Hakları doğru savunmak

BU köşede taksicilerin karşılaştığı sorunları, sıkıntıları defalarca kez anlatmaya çalıştım.

Haberin Devamı

Çok değil, bir yıl önce yazdığım bir yazının başlığı, “Ey Ankaralı, takscini sev” idi. Bundan hemen bir ay sonra da “Taksicilerin güvence sorunu” başlıklı bir başka yazı yayınlandı.
Sigortasız çalıştıklarını, özellikle araçlarda şoför olarak direksiyon sallayanların üç kuruş kazanabilmek için şehir trafiğinde harap olduğunu dile getirdim.
Bu emekçilerin haklarını savunmak Ankara Umum Otomobilciler ve Şoförler Esnaf Odası’na düşüyor.
Ancak anlaşılan Oda Başkanı Mehmet Yiğiner, sorumluluğunun yerini ve ayarını kaçırmış durumda.
* * *
Kameraman dostum Hüseyin Çözen’in taksicilerin saldırısına uğradığını daha önce gazete sütunlarında okudunuz.
Çözen, annesini karşılamaya gittiği Ulusoy terminalinde, duraktaki tüm taksicilerden dayak yedi. Ancak bu tekme tokat saldırısı onları kesmedi. Kendisini arabısıyla birlikte trafiğe atarak kurtarmaya çalışan Hüseyin Çözen’in yolunu kesip bir kez daha saldırdılar.
Konu gazetelere yansıyınca da olaya karışan şoförlerden birine 15 gün uzaklaştırma cezası verildi.
* * *
Bu olayların ardından Yiğiner bir yazılı açıklama yaptı. Yiğiner, “Trafik yoğunluğu, işlerin yetersiz olması, gasp riski, akaryakıt fiyatlarının yüksekliği” gibi faktörler nedeniyle taksicilerin baskı altında olduğunu söyledi.
Yiğiner’in açıklamasına bakılırsa, stresli işlerde çalışanların, yanına bir kaç kişi daha alıp sokakta yürüyenlere saldırma hakkı bulunuyor.
Şüphesiz Yiğiner başkanı olduğu kişilerin haklarını savunacak.
Ancak bu savunma hiçbir zaman bir suçu, kabahati savunmak anlamına gelmemeli.
Bundan böyle dört beş taksici biraraya gelip herhangi birini döverse alacakları cezanın sınırı da belli oldu; 15 gün uzaklaştırma.
Yiğiner eğer başkanı olduğu esnafı savunacaksa, önce taksi plakası sahiplerinin üç kuruş paraya, sigortasız, güvencesiz çalıştırdığı şoförlerin haklarını savunsun.
Çünkü cezasız kalan suç ve kabahatler bu mesleği düzgün biçimde yapmaya çalışanların da vicdanını yaralıyor.

Haberin Devamı

Çözen’in mektubu

ÇÖZEN, Yiğiner’in açıklamasının ardından bir mektup yazdı. Bu mektubu özellikle iletmek istedim:
“Bayındır Taksi durağının bazı çalışanlarının nedenini hala anlamakta güçlük çektiğim insanlık dışı davranışının ardından Ankara Umum Otomobilciler ve Şoförler Esnaf Odası Başkanı Mehmet Yiğiner’in yaptığı açıklama bizi derinden üzdü.
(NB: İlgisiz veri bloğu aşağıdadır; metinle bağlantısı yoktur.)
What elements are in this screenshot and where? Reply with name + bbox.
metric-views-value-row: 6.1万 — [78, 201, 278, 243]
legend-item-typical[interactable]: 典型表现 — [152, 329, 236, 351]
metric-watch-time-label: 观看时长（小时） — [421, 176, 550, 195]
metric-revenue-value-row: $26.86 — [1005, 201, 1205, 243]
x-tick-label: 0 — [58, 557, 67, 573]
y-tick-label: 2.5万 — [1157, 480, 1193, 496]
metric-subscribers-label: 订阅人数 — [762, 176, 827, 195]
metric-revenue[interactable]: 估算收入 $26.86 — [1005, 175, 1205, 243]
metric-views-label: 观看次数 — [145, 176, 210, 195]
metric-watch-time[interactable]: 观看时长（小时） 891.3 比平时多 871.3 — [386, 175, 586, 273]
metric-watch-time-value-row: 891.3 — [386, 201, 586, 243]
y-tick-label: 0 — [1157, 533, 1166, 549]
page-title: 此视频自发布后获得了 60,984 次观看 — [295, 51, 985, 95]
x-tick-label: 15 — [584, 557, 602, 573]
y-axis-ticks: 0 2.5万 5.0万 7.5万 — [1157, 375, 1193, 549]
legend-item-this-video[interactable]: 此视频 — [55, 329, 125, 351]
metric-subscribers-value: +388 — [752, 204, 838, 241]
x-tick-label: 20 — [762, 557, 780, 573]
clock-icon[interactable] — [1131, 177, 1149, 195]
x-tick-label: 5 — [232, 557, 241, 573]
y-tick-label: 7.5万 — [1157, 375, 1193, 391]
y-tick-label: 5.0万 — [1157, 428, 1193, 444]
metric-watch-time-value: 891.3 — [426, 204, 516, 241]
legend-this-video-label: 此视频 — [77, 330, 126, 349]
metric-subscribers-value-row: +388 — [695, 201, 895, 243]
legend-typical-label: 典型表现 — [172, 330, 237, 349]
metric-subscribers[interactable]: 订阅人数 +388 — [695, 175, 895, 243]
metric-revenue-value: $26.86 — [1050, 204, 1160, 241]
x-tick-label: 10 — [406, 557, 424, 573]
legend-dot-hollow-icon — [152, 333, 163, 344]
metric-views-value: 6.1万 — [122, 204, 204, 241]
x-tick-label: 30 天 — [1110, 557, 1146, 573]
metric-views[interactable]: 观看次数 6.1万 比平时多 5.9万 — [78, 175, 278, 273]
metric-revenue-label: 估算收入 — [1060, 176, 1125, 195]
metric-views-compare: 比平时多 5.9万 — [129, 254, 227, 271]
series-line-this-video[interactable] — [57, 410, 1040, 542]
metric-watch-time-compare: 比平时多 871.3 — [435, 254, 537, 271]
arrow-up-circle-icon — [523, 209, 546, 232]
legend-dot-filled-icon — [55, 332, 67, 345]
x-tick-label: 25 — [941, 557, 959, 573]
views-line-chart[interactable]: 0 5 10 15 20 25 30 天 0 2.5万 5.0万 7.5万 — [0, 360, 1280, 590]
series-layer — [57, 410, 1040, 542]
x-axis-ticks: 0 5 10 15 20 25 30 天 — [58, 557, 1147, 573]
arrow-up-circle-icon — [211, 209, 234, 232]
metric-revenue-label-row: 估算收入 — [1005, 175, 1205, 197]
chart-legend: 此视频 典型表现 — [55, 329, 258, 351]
Yiğiner açıklamasında ‘Mağdur olduğunu iddia eden Sayın Hüseyin Çözen’ ifadesini kullanmıştır. Olayı güvenlik kameralarının görüntüleriyle kanıtlamışken ve elimizde Ankara Ulus Devlet Hastanesi’nden alınmış sağlık raporu varken olayı hala iddia olarak nitelendirmesi ve bu yolla küçültmeye çalışması manidardır.
Yine aynı açıklamada yer alan ifadeler trajikomiktir. Tek bir kişiye karşı beş altı taksi şoförünün sözlü ve fiziksel saldırısını trafik yoğunluğu, akaryakıt fiyatlarının yüksekliği gibi mazeretlerle örtmeye çalışmak bu davranışlara onay vermek anlamına gelir. Bu örnekten hareketle evine ekmek götürmeye çalışan ve benzer sıkıntıları yaşayan pek çok meslek gurubunun da aynı tarzda hareket etmesi Sayın Yiğiner’e göre doğal mıdır?
Tüm taksicileri suçlamak ya da zan altında bırakmak gibi bir anlayışı elbette benimsemiyoruz. Ama görevi taksi şoförlerini denetlemek, hizmet verdiği insanlarla iletişimini güçlendirmek olan bir kurumun başındaki kişinin bu açıklaması bizi yaralamıştır. Ayrıca bu haberler yayınlanmadan önce odanıza yapılan sözlü şikayet başvurusu yeterince dikkate alınmamıştır. Haberler çıktıktan sonra sadece tek bir taksi şoförüne 15 gün çalışmama cezası verilmiştir. Açıkçası bunun denetimi konusunda da ciddi şüphelerimiz vardır. Olaya karışan diğer taksi şoförleri hakkında ise bir işlem yapılmamıştır.”